A Representação da Campanha de Flávio Bolsonaro

A solicitação do TSE à Meta foi motivada por uma representação formal apresentada pelo senador Rogério Marinho (PL-RN), que atua como coordenador da pré-campanha de Flávio Bolsonaro. Em 20 de julho, Marinho protocolou o pedido junto à Corte Eleitoral, alertando para a existência de um suposto esquema de contas falsas que estariam disseminando conteúdos ofensivos e acusatórios contra o parlamentar nas plataformas digitais, com o intuito de prejudicar sua imagem e trajetória política.

Detalhando as denúncias, Marinho afirmou que a equipe da pré-campanha conseguiu rastrear a atuação de aproximadamente 20 mil perfis considerados falsos. Tais contas, segundo o coordenador, teriam sido responsáveis pela movimentação de uma vultosa quantia estimada em R$ 20 milhões, destinada ao impulsionamento de publicações com ataques sistemáticos e acusações diretas contra o senador Bolsonaro nas redes sociais, buscando influenciar negativamente a percepção pública durante o período pré-eleitoral.

O Descumprimento do Prazo e Suas Implicações

Apesar da urgência e da natureza eleitoral do pedido, fontes ligadas ao TSE confirmaram que a Meta não respeitou os prazos estipulados pela Justiça Eleitoral para o envio das informações requeridas.
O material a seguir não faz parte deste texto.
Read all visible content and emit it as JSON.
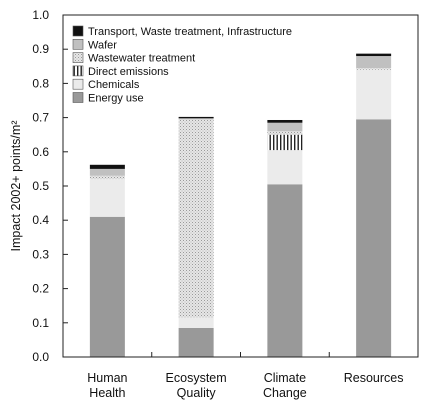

O descumprimento de uma determinação judicial por uma plataforma de grande alcance como a Meta pode acarretar em novas deliberações da Corte, que tem prerrogativa para aplicar sanções e exigir o cumprimento de suas decisões, especialmente em casos que envolvem a transparência e a integridade do processo eleitoral brasileiro.

A gravidade das acusações e a preocupação com a disseminação de informações falsas no ambiente digital levaram o próprio senador Rogério Marinho a uma reunião com o presidente do TSE, ministro Kassio Nunes Marques. No encontro, o coordenador da pré-campanha de Flávio Bolsonaro teve a oportunidade de expor pessoalmente as preocupações e os detalhes da representação, reforçando a necessidade de uma investigação aprofundada sobre a suposta rede de desinformação e ataques.

O Papel da Justiça Eleitoral na Integridade Digital

A situação envolvendo a Meta e as denúncias de ataques a Flávio Bolsonaro ilustra o crescente desafio da Justiça Eleitoral em garantir um ambiente digital íntegro e livre de manipulações durante o período eleitoral. A capacidade de plataformas como a Meta em colaborar de forma expedita com as investigações é fundamental para coibir abusos, combater a desinformação e assegurar a equidade na disputa política, elementos essenciais para a saúde da democracia.

Com o prazo para o envio das informações expirado e a ausência de resposta por parte da Meta, o Tribunal Superior Eleitoral agora analisa os próximos passos para lidar com a questão. A expectativa é que a Corte reforce a sua posição, buscando assegurar que todas as informações pertinentes sejam fornecidas, garantindo a lisura do processo eleitoral e a apuração de eventuais irregularidades na campanha digital.